The sensitive reader cannot but ask why. Why is the loss of Aaron felt so poignantly and experienced as such a devastation? Why are the people so immobilized by grief? Who was this man, Aaron?

Jewish tradition abounds with stories and characterizations of Aaron as a man with one fundamental mission in life: He is a peacemaker. With immense patience and skill, Aaron mediates disputes-- between friends, between spouses--and restores love and harmony to human relationships. If Moses is in charge of leading the Jewish people, Aaron works on healing rifts between Jewish persons--and thus becomes Judaism's role model and exemplar of the lover of peace.

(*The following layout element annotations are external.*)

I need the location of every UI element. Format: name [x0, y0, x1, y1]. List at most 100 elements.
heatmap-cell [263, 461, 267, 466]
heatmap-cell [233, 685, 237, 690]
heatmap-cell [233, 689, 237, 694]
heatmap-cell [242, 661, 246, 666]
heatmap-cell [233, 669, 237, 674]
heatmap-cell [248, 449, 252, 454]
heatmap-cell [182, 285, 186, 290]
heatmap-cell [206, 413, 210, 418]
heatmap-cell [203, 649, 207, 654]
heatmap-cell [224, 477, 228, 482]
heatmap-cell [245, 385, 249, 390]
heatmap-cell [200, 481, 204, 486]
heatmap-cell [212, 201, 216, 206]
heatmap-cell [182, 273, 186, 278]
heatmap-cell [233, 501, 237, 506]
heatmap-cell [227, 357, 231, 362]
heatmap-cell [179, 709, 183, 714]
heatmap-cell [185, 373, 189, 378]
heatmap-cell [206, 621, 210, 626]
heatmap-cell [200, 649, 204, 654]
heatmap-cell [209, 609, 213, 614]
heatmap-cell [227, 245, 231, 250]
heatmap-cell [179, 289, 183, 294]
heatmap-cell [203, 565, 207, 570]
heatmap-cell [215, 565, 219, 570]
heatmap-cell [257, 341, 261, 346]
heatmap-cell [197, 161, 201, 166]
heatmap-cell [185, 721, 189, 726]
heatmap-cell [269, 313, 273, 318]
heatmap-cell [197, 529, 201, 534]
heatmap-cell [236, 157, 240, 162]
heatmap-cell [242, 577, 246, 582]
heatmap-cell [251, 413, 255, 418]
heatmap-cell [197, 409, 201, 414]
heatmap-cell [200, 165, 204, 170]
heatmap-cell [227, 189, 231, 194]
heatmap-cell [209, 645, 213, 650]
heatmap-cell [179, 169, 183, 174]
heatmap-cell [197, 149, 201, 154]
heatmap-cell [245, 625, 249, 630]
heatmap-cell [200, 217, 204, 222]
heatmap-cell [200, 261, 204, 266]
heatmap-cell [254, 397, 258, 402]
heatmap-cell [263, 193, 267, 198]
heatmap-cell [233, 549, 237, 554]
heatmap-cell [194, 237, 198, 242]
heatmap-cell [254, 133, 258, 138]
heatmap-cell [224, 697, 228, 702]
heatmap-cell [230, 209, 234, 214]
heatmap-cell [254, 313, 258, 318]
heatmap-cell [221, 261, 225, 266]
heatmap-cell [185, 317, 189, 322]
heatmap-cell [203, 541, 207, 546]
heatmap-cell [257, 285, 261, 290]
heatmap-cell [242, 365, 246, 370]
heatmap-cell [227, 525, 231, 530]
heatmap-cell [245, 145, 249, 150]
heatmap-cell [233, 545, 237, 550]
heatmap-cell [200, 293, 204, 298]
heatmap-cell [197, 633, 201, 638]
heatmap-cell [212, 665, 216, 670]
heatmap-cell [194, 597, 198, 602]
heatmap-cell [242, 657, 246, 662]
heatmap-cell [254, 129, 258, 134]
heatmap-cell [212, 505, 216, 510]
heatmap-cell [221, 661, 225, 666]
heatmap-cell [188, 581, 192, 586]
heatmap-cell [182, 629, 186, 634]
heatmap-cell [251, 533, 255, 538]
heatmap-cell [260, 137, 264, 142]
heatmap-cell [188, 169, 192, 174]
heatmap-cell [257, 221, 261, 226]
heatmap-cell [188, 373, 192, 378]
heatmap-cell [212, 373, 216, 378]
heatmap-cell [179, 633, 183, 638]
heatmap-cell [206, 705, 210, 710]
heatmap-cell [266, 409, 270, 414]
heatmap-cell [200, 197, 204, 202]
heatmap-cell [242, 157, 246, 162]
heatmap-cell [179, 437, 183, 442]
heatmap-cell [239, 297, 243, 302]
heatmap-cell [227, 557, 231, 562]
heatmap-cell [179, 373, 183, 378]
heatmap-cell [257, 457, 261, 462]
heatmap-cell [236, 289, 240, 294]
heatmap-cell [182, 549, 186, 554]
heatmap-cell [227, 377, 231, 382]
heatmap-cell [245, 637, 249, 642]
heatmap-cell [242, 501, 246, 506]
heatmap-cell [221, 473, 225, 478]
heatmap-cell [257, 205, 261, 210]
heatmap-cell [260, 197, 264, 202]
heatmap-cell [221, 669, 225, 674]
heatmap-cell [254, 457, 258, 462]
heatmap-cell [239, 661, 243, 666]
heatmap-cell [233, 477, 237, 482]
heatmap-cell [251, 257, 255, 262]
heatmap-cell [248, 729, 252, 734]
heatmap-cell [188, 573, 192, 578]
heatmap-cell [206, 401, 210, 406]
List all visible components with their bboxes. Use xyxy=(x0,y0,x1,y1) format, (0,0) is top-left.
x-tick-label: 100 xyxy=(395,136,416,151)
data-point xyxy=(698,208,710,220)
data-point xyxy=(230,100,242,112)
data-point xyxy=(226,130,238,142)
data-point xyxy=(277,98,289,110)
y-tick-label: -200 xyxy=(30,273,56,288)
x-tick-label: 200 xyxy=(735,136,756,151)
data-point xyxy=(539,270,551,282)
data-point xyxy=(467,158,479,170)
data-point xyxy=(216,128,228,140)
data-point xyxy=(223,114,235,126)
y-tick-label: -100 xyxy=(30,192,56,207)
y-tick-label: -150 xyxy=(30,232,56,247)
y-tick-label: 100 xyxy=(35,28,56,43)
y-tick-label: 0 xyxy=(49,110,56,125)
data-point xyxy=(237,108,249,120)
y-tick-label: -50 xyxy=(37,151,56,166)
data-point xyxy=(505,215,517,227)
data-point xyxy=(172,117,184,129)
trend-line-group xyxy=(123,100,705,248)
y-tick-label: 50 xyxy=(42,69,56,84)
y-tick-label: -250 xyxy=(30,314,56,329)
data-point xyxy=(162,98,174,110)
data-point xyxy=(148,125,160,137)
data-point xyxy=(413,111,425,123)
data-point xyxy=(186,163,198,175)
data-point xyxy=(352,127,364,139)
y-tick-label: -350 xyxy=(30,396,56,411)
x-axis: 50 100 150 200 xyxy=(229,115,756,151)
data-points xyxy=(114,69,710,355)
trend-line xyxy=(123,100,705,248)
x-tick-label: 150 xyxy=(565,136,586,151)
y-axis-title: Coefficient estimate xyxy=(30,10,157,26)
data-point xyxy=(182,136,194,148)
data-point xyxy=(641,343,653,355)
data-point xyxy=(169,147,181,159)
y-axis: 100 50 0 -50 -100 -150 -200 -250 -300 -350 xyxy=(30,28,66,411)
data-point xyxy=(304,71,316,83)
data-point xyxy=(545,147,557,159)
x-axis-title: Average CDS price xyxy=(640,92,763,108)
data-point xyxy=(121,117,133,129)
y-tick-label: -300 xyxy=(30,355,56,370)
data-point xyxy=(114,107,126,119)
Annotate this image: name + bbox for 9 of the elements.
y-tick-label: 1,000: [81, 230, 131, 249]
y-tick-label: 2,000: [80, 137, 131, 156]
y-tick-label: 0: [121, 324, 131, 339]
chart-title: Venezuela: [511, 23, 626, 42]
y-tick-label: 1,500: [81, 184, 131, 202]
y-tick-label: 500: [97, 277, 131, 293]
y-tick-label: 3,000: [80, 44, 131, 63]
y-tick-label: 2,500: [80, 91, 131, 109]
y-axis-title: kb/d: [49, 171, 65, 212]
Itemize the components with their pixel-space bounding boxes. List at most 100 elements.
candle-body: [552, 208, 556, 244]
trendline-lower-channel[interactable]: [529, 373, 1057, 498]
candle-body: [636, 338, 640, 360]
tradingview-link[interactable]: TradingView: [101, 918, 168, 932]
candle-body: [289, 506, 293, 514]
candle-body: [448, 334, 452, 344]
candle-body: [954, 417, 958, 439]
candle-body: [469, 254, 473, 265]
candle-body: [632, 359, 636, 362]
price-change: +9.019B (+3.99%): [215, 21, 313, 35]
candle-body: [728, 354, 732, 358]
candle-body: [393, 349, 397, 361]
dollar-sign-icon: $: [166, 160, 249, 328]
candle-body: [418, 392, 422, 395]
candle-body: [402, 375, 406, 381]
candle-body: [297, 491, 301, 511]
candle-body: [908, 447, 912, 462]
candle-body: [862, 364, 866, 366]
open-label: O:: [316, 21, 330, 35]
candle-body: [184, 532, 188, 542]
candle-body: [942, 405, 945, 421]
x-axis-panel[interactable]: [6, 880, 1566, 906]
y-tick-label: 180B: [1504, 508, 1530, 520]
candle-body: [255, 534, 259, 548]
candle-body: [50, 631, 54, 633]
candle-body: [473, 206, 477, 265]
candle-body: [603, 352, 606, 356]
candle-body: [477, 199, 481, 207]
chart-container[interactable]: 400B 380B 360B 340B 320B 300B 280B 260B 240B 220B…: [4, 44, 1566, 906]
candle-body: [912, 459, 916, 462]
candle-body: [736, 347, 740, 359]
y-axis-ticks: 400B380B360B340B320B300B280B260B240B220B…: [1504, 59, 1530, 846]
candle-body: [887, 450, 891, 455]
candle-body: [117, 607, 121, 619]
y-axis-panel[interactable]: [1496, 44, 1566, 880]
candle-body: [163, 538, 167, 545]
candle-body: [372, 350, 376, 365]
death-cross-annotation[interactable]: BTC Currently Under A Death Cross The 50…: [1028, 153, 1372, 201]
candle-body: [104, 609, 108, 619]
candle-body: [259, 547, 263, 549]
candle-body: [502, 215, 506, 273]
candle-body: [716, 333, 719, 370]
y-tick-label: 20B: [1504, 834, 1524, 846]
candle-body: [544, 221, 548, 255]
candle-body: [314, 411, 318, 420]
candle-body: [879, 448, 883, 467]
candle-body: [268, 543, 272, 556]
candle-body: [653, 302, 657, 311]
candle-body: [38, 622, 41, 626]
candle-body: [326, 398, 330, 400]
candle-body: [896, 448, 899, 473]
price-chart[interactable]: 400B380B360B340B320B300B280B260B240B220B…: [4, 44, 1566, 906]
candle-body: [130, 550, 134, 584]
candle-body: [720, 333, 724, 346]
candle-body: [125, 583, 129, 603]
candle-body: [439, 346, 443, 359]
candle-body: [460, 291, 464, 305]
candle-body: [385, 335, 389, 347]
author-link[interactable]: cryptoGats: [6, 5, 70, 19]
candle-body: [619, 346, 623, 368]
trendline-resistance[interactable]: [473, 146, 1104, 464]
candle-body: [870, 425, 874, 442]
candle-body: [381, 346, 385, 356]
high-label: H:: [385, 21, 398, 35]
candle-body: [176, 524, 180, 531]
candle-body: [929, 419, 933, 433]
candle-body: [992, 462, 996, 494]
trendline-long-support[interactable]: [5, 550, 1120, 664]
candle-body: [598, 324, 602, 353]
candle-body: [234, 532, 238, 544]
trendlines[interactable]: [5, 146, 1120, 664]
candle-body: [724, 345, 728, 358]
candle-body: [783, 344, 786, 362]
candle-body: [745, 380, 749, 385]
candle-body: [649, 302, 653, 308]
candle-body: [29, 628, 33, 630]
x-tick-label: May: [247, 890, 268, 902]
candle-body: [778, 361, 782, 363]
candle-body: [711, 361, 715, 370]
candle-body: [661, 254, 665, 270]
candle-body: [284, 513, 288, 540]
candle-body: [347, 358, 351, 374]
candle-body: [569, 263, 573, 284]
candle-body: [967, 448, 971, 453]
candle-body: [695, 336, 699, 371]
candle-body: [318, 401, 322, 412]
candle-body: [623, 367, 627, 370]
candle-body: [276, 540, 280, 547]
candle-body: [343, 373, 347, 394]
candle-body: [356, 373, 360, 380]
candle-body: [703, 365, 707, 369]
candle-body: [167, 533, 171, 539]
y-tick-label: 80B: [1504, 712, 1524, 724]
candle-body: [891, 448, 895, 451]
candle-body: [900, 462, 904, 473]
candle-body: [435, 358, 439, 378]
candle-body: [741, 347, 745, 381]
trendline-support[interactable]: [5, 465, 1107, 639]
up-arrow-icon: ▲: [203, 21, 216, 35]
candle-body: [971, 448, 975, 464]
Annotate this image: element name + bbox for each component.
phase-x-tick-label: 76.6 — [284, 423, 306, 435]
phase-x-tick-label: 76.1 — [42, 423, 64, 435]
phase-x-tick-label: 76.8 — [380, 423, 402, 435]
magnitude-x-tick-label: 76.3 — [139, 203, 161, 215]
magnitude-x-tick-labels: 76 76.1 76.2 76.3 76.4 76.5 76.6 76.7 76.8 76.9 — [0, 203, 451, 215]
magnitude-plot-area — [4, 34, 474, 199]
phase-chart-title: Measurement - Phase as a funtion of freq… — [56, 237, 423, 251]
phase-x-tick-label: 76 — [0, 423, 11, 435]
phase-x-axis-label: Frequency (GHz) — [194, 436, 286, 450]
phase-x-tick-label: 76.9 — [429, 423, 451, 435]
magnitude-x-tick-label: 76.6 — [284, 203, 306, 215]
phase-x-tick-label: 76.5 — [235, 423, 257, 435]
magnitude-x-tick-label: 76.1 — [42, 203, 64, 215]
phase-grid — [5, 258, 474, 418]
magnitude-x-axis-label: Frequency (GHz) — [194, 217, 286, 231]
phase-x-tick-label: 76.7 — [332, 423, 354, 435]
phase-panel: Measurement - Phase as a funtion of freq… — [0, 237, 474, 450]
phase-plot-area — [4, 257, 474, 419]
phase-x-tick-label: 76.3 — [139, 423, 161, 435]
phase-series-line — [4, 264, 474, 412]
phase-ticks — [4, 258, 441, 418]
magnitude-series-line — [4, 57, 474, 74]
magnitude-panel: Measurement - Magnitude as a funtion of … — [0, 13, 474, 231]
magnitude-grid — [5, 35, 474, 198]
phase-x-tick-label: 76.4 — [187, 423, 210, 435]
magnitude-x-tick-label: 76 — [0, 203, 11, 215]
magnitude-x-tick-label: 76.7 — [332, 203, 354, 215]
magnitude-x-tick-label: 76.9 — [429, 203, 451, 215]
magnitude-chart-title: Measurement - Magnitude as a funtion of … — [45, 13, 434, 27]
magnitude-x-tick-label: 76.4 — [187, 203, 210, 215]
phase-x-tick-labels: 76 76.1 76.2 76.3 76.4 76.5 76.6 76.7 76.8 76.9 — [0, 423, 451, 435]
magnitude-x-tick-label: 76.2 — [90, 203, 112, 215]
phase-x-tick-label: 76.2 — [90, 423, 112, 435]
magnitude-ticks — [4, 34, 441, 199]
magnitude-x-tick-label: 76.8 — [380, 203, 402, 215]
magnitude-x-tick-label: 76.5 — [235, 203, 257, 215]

Consider, for example, the following passage from a rabbinic Midrash:

"If two people had quarreled, Aaron went and sat with one of them. He said, 'My son, see what your neighbor is doing: He is tearing out his heart and rending his garments, and saying, "Woe is me, how shall I lift up my eyes and look at my neighbor? I am ashamed in front of him, because it is I who acted offensively towards him."' [Aaron] sat with him until he had removed hatred from his heart. Then he went and sat with the other, and said the same things to him. So that when these two met, they embraced and kissed one another (

Avot DeRabbi Natan,

Version A, Chapter 12).

The story is quite carefully told and bears close reading. Notice that Aaron begins and ends by sitting with each disputant. He does not begin with a lecture or a reprimand; he simply sits with his neighbor's suffering, ostensibly content simply to be of comfort. When Aaron does speak, he tells each of the disputants in turn that the other is burdened by overwhelming guilt over his hurtful behavior.